# Edinburgh of the Seven Seas is known as the remotest settlement in the world.



## Ridgerunner (Mar 31, 2019)

As some of you know I live in Hawaii... I am not from here, but I have always adapted to different locals very well in my life... With the exception of over population here on Oahu, I am very fond of Island living... I may have found an even better Island to live on... 

I learned something new today and I love it when that happens... I had never heard of this wonderful place till I was perusing the interweb… 

Anyway I hope someone takes the time to gander at the pictures and read the brief explanations of them...

Beautiful photos show what life is like in the world's most isolated settlement, which sits at the foot of an active volcano in the middle of the South Atlantic Ocean


----------



## Nosmo King (Mar 31, 2019)

It is a beautiful place.  The isolation would have its charms for some.

But, for me, it might feel more like Echols than paradise.

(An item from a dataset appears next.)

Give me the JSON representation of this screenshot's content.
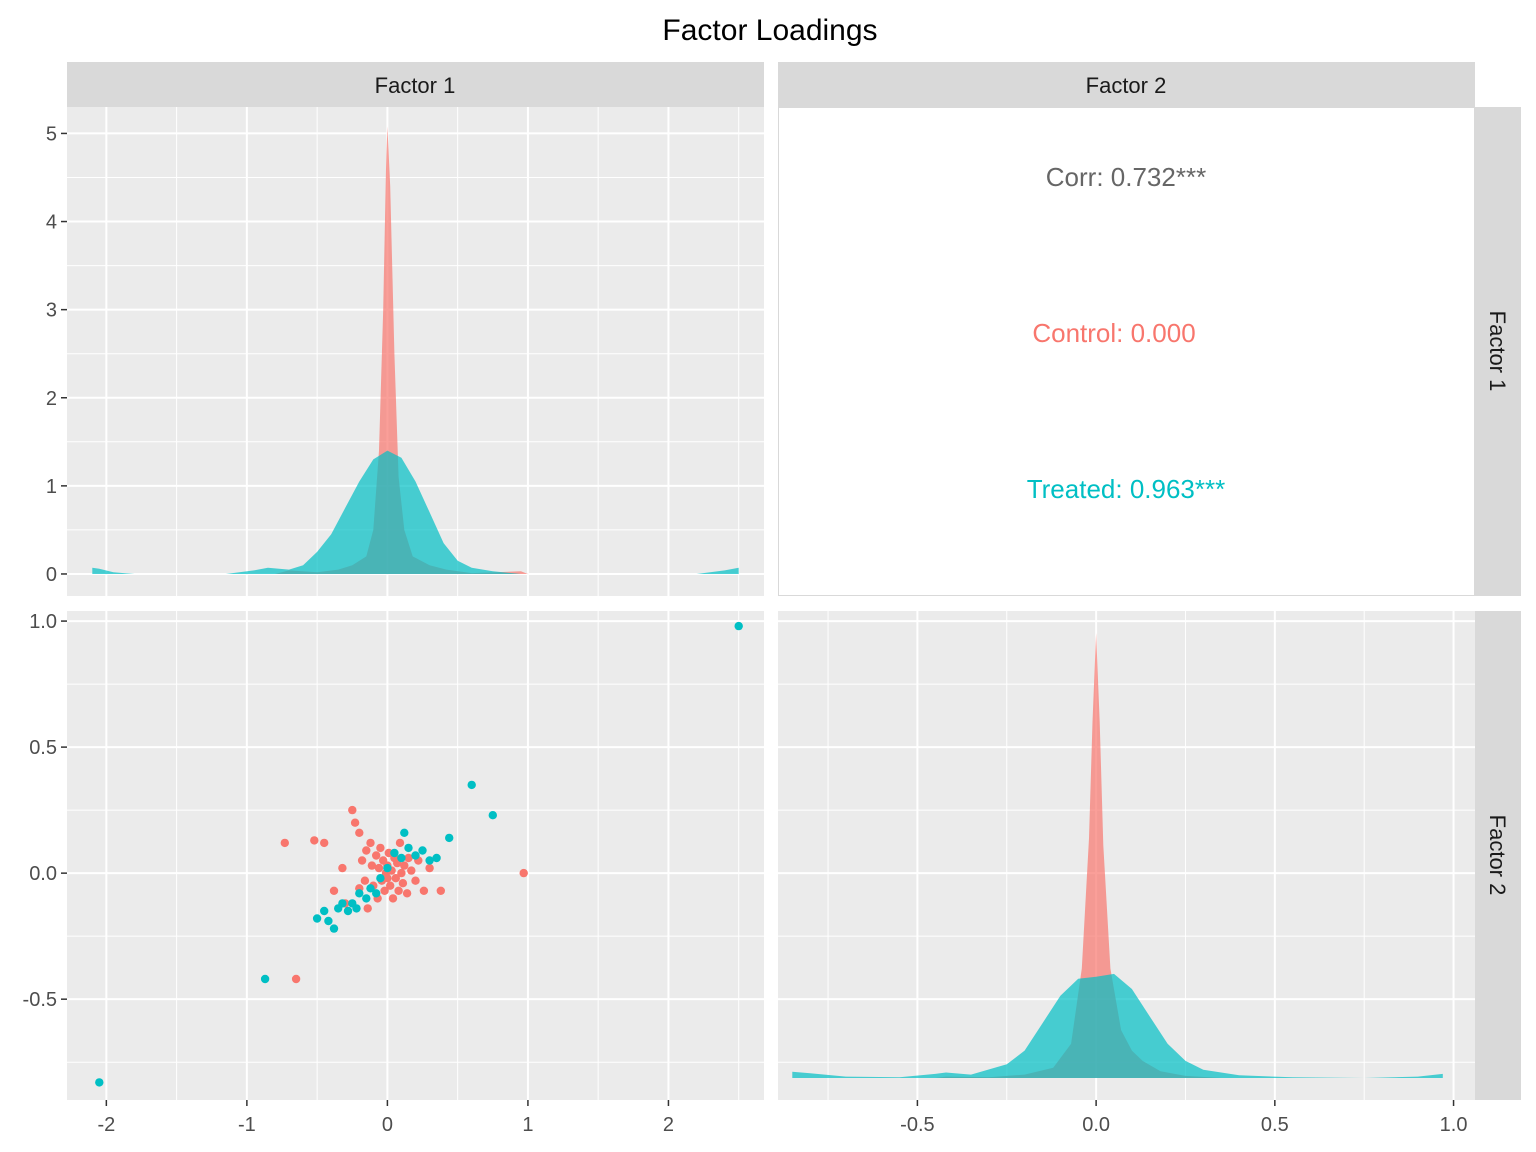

I am the anomaly.  As a denizen of the Rust Belt, I seem to prefer living among others who find the cheerful agony of the upper Ohio River valley.

It takes guts to live here.


----------



## Ridgerunner (Mar 31, 2019)

Oh I am quite sure in my wild oat sewing days, I would have never even considered a Life as isolated as what it might be there... The older I get, the less I need... They have tators, beef and fresh fish... What more does a fellar need? Did I mention they have tators? I can do more with a tator than Bubba Gump does with shrimp...


----------



## 007 (Mar 31, 2019)

Over population?


----------



## Ridgerunner (Mar 31, 2019)

007 said:


> Over population?



Yes... Where I live now there is a whole shitload of folks... One might call it an urban environment...


----------



## Vandalshandle (Mar 31, 2019)

This is all fine and good, but I have a couple of questions. Where is the Walmart and McDonald's? Secondly, Where does one go on a hot date?


----------



## Ridgerunner (Mar 31, 2019)

Vandalshandle said:


> Where is the Walmart and McDonald's? Secondly, Where does one go on a hot date?



According to the pictures and brief explanations there was a few shops for basics and 3 drinking establishments for your "hot dates"... It definitely would not be for everyone, but I thought it was an interesting lifestyle...


----------



## TNHarley (Apr 5, 2019)

That is awesome. I would love that lifestyle!


----------